Killing birds during the spring breeding season is forbidden under the European Union’s Birds’ Directive, but Malta has an opt-out to enable its 10,000 hunters to continue their traditional shoot of migrating birds.

Birds such as the turtle dove – last year added to the International Union for Conservation of Nature’s “red list” of species most at risk of extinction – are illegally hunted. However, this year 15 corpses of protected wild species, including marsh harrier and hoopoe, have also been handed to BirdLife Malta.

The NGOs has filmed a hunter illegally shooting a rare stone curlew. Another conservationists NGO, the Committee Against Bird Slaughter (CABS), caught two people illegally shooting turtle doves after the end of the spring hunt.

Packham said he had also found golden plover held in tiny cages in the hot sun, and these crimes were “obviously the tip of the iceberg”.

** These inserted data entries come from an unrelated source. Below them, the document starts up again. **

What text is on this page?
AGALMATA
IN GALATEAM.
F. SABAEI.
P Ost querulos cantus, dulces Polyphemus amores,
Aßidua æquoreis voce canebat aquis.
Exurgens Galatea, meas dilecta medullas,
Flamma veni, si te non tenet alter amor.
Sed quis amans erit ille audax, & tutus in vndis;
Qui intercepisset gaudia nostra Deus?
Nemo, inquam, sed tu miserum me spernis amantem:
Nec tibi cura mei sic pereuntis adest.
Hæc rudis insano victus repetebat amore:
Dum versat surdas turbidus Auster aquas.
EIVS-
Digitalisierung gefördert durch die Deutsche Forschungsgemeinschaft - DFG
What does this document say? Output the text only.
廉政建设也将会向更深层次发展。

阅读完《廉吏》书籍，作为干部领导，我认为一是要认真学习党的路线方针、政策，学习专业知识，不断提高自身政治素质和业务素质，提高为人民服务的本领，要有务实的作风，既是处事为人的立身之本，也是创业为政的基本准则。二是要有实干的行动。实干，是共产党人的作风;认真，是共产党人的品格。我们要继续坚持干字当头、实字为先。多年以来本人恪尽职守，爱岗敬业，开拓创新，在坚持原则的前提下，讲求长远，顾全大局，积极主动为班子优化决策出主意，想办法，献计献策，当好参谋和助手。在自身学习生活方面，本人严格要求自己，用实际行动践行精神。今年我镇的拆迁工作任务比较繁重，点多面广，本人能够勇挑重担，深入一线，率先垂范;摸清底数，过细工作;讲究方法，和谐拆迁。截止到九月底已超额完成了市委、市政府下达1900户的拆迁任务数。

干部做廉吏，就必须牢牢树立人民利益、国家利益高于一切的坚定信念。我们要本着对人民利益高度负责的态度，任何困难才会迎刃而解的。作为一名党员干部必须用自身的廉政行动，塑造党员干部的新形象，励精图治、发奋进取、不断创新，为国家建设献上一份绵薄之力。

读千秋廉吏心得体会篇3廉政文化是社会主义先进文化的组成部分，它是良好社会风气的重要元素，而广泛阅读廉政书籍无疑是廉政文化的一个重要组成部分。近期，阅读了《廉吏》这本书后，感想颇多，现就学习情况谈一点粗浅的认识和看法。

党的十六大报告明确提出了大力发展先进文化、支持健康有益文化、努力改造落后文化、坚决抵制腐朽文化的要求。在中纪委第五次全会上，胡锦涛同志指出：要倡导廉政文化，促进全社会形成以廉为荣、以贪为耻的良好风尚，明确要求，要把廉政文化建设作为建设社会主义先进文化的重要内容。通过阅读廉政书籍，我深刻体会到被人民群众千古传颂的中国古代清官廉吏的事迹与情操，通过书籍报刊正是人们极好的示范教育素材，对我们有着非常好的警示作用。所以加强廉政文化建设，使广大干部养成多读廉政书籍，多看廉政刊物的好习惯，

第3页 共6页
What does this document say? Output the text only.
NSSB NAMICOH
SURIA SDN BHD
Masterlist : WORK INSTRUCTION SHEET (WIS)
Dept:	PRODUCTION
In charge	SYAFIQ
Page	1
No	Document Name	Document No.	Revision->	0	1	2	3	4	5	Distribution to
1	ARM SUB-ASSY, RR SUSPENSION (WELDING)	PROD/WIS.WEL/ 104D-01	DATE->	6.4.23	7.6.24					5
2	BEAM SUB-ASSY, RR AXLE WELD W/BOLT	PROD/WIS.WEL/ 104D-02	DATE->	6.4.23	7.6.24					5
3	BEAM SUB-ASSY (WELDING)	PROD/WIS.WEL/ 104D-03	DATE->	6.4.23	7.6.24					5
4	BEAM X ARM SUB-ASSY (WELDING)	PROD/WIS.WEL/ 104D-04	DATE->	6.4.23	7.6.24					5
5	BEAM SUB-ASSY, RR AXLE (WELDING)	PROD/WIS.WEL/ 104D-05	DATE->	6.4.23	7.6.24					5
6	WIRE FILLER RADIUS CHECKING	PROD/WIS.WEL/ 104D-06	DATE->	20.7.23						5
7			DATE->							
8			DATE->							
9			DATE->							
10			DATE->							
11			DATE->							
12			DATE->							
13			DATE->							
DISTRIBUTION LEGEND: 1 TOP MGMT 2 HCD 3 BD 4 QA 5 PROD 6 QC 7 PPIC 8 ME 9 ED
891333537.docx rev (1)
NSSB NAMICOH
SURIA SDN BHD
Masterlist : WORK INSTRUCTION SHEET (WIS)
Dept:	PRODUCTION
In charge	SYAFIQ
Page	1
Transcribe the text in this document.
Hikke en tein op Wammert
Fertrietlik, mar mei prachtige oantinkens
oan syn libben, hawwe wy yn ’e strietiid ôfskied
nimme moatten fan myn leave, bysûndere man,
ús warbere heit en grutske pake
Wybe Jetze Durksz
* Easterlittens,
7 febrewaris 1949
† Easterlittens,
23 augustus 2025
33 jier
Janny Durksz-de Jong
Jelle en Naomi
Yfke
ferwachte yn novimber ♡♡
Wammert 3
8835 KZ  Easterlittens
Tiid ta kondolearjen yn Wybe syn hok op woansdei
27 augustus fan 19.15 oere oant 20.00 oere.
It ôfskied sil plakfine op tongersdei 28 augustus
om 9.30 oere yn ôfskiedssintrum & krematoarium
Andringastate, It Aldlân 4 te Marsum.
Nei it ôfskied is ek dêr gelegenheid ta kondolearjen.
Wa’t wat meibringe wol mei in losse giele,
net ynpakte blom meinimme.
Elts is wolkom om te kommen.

“It’s just bizarre what’s going on,” Packham said. “What we experienced yesterday BirdLife Malta and CABS experience all the time. It makes it so difficult to get the law upheld when the local police are very uncooperative because they will be friends of or family of or drinking in the same bar as the people we are trying to incriminate.”

Malta narrowly voted to continue the tradition of spring hunting in a 2015 referendum, and Packham said the government was not doing enough to stop illegal hunting around the still-legal spring shoot.

“The amount of interest and commitment that the government has put into policing these crimes has diminished because there’s an election on the horizon [in Malta] and the government doesn’t want to upset 10,000 hunters and their families,” Packham said.

He called on the EU to take action against Malta. “What’s going on contravenes the European birds directive,” he said. “We want Malta to comply with the birds directive like every other country does.”

The Maltese police said they could not comment on an individual case.